Il ne me restait plus qu’à me préparer pour le rendez-vous. Pour espérer approcher mon contact, il fallait avoir le maximum de ressemblance avec mon dealer de frère. Je cherchai les habits qui correspondaient à son look : une épaisse veste de cuir noir faisait l’affaire. Elle augmentait ma carrure et me donnait la même silhouette baraquée. Par dessous j’avais enfilé un tee-shirt, noir lui aussi, portant en grosses lettres rouges « Gothica » souvenir d’un concert de hard rock du groupe du même nom. Pour les chaussures je choisis des Dockers car je savais qu’il en portait pour les « grandes affaires ». Je complétai ma tenue par un jean un peu délavé et une ceinture avec une large boucle métallique. En me regardant dans le miroir, j’eus du mal à me reconnaître : plus de baskets, ni de survêtement. J’avais troqué mon air de jogger du dimanche pour celui de cuirassé de banlieue, prêt à la castagne. De loin, je pouvais faire l’affaire : même profil, même taille, les cheveux frisés, bruns et une barbe de trois jours. C’était surtout le regard qui nous différenciait : le sien exprimait une angoisse, une certaine vulnérabilité. Le mien était doux et impavide. Je me dépouillai de tous mes papiers et ne gardai que dix euros sur moi, je ne voulais pas me retrouver comme la dernière fois à refaire mes papiers d’identité en sortant de l’hôpital et à découvrir que mon compte bancaire avait été soigneusement vidé avec les formules de chèque dérobées, utilisées pendant ma demi-inconscience. J’étais enfin prêt pour le rendez-vous. Je décidais d’aller directement prendre la mystérieuse mallette grise qui m’attendait chez la
gardienne de son immeuble, à quelques rues de mon appartement.

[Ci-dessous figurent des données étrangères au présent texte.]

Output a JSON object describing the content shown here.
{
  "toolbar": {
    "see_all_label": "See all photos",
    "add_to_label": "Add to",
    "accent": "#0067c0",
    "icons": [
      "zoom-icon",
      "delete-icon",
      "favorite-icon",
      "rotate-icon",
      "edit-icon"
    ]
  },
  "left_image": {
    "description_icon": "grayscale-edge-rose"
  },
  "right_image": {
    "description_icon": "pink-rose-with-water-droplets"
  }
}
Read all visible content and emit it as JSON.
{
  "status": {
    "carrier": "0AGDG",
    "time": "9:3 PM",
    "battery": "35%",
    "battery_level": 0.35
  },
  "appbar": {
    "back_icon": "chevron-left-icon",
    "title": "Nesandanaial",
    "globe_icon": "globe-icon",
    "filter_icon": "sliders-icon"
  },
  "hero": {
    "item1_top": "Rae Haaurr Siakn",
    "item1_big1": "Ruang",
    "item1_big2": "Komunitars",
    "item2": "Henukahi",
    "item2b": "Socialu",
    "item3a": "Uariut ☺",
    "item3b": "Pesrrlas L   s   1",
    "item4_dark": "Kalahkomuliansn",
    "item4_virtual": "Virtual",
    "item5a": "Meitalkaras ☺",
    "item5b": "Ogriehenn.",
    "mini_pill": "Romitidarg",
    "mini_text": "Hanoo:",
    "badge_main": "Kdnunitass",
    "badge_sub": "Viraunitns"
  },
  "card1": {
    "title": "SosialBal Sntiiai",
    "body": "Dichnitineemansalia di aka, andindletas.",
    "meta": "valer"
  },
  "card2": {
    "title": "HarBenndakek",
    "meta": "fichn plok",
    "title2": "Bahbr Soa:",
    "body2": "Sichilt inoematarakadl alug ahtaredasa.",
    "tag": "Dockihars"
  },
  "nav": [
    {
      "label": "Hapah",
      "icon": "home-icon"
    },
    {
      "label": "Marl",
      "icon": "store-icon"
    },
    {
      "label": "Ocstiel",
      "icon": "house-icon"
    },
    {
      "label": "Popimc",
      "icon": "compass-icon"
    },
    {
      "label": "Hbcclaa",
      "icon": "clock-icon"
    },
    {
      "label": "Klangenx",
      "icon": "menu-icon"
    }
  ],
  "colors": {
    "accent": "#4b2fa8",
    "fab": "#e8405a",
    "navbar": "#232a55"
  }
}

Madame Abbassene me connaissait bien. À plusieurs reprises j’avais eu à raccompagner Stéphane jusqu’à son appartement, ses potes de virée se faisant un devoir de me sonner quand il était à deux doigts du coma éthylique, voire aucun doigt.
Malgré les admonestations communes de la concierge et de moi-même, il continuait. Cela allait changer maintenant. « Madame Abbassene, bonjour ! » La souris était déjà là, je le savais. Tapie derrière le rideau de sa loge, elle guettait l’importun qui passait dans le hall. En un trottinement, elle fut à son comptoir, se présentant avec un large sourire qui montrait ses incisives et lui retroussait la moustache, la rapprochant encore plus du physique de souris rondelette que je lui trouvais.

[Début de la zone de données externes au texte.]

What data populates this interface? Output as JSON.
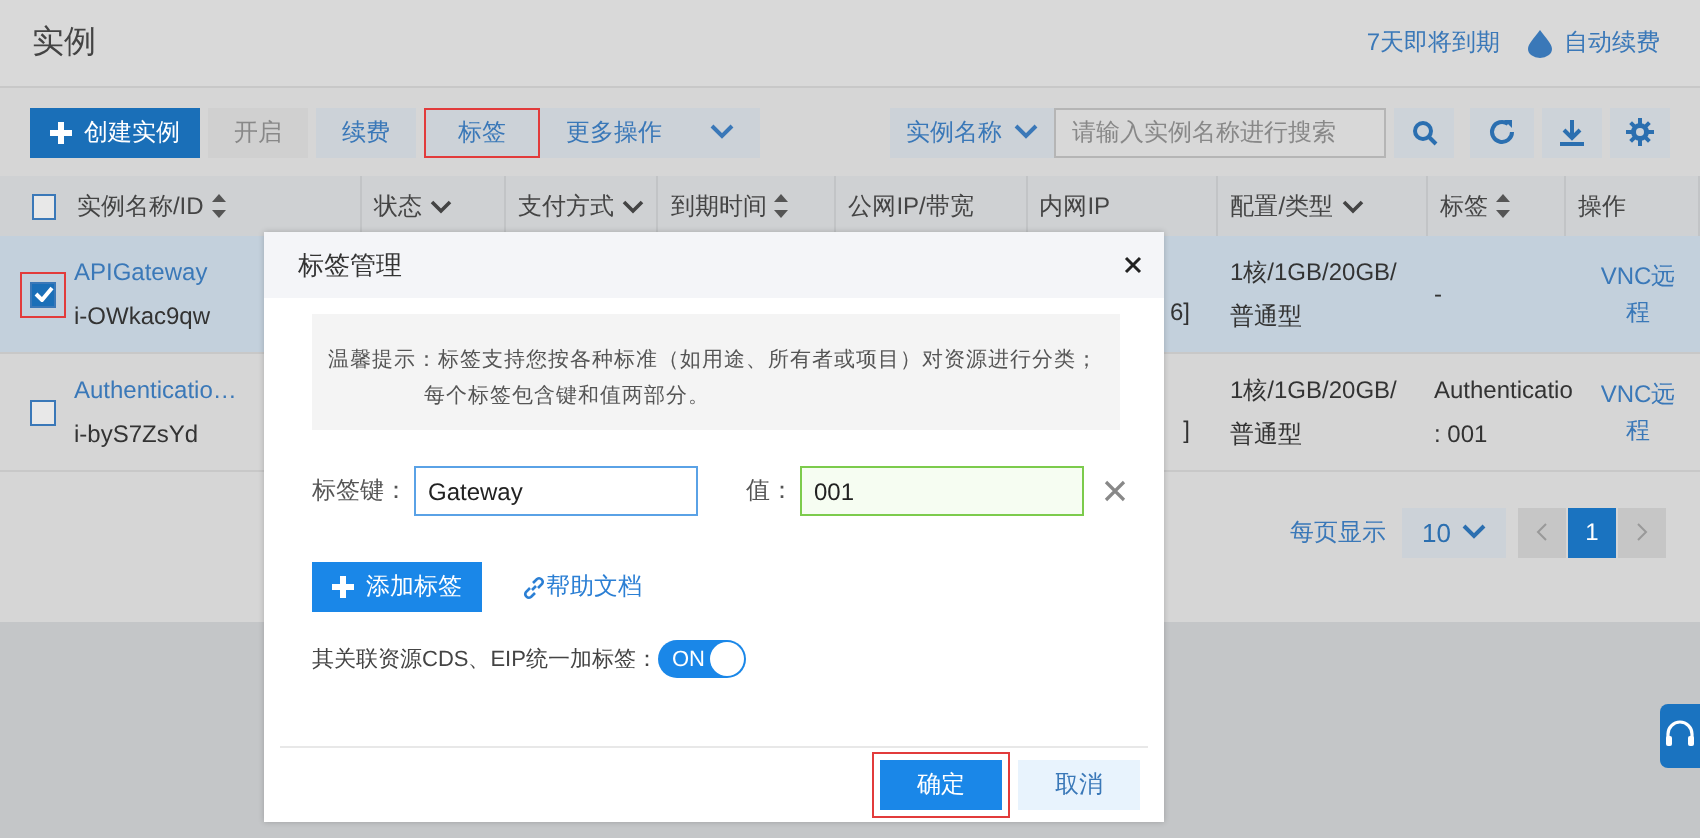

Elle me reconnut de suite et comprit pourquoi j’étais là, elle disparut dans sa loge, un sourire narquois sur les lèvres et revint l’instant d’après avec un attaché-case gris métallisé qu’elle déposa sur le comptoir. Sur la poignée des lettres autocollantes noires formaient SHAMELIN. Pas de doute c’était bien de cette mallette dont m’avait parlé Stéphane, mais pourquoi avait-il pris le risque d’y apposer son nom ?

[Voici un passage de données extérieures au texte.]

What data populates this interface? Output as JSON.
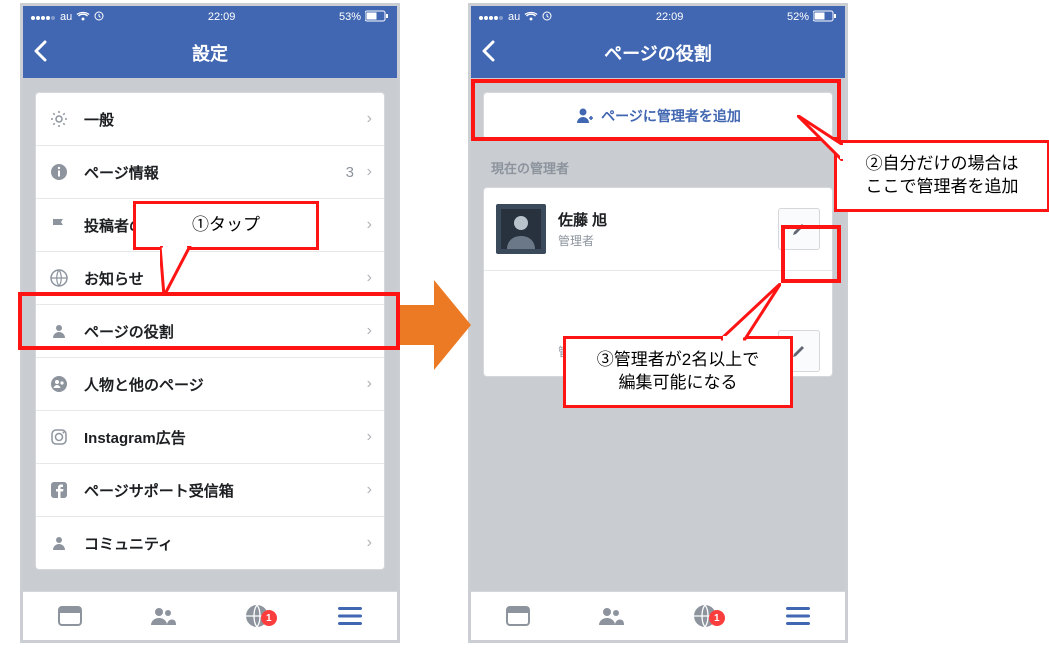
{
  "statusbar": {
    "carrier": "au",
    "time": "22:09",
    "battery_left": "53%",
    "battery_right": "52%"
  },
  "phone_left": {
    "title": "設定",
    "rows": [
      {
        "icon": "gear",
        "label": "一般"
      },
      {
        "icon": "info",
        "label": "ページ情報",
        "badge": "3"
      },
      {
        "icon": "flag",
        "label": "投稿者の"
      },
      {
        "icon": "globe",
        "label": "お知らせ"
      },
      {
        "icon": "person",
        "label": "ページの役割"
      },
      {
        "icon": "people",
        "label": "人物と他のページ"
      },
      {
        "icon": "camera",
        "label": "Instagram広告"
      },
      {
        "icon": "fb",
        "label": "ページサポート受信箱"
      },
      {
        "icon": "person",
        "label": "コミュニティ"
      }
    ]
  },
  "phone_right": {
    "title": "ページの役割",
    "add_admin_label": "ページに管理者を追加",
    "section_title": "現在の管理者",
    "admins": [
      {
        "name": "佐藤 旭",
        "role": "管理者"
      },
      {
        "name": "",
        "role": "管理者"
      }
    ]
  },
  "tabbar": {
    "notif_badge": "1"
  },
  "callouts": {
    "c1": "①タップ",
    "c2_line1": "②自分だけの場合は",
    "c2_line2": "ここで管理者を追加",
    "c3_line1": "③管理者が2名以上で",
    "c3_line2": "編集可能になる"
  }
}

« Monsieur Hamelin, d’habitude je n’accepte pas les dépôts, mais là votre frère n’avait pas l’air très bien… et puis cette mallette est vide. Heureusement, parce qu’avec lui… »
Elle ne finit pas sa phrase, elle et moi savions que c’était inutile.
Je soupesai la mallette. Elle était légère et effectivement paraissait vide. Un système de code m’empêchait de l’ouvrir, sauf à la forcer.
Je restais circonspect sur le rendez-vous que j’allais avoir. Inutile d’essayer de trouver des réponses auprès de mon frère, il était sourd comme un pot quand il avait bu comme un trou.
« Je peux passer un petit coup de fil de chez vous, madame Abbassene ? » L’envie m’avait pris de laisser un mot sur le portable de ma boubinette préférée – elle n’était pas joignable quand elle était de garde. Après tout savais-je au-devant de quoi j’allais ?
« Allez-y, monsieur Hamelin. »
Je laissai quelques mots tendres sur la messagerie du portable de Rosie, en concluant par ces mots : « À ce soir, je t’aime. »
En me retournant, je tombai sur la concierge qui n’avait pas perdu une miette de mes paroles. Je partis en grognant un merci et avec une furieuse envie de lui coller un gros morceau de gruyère entre les dents.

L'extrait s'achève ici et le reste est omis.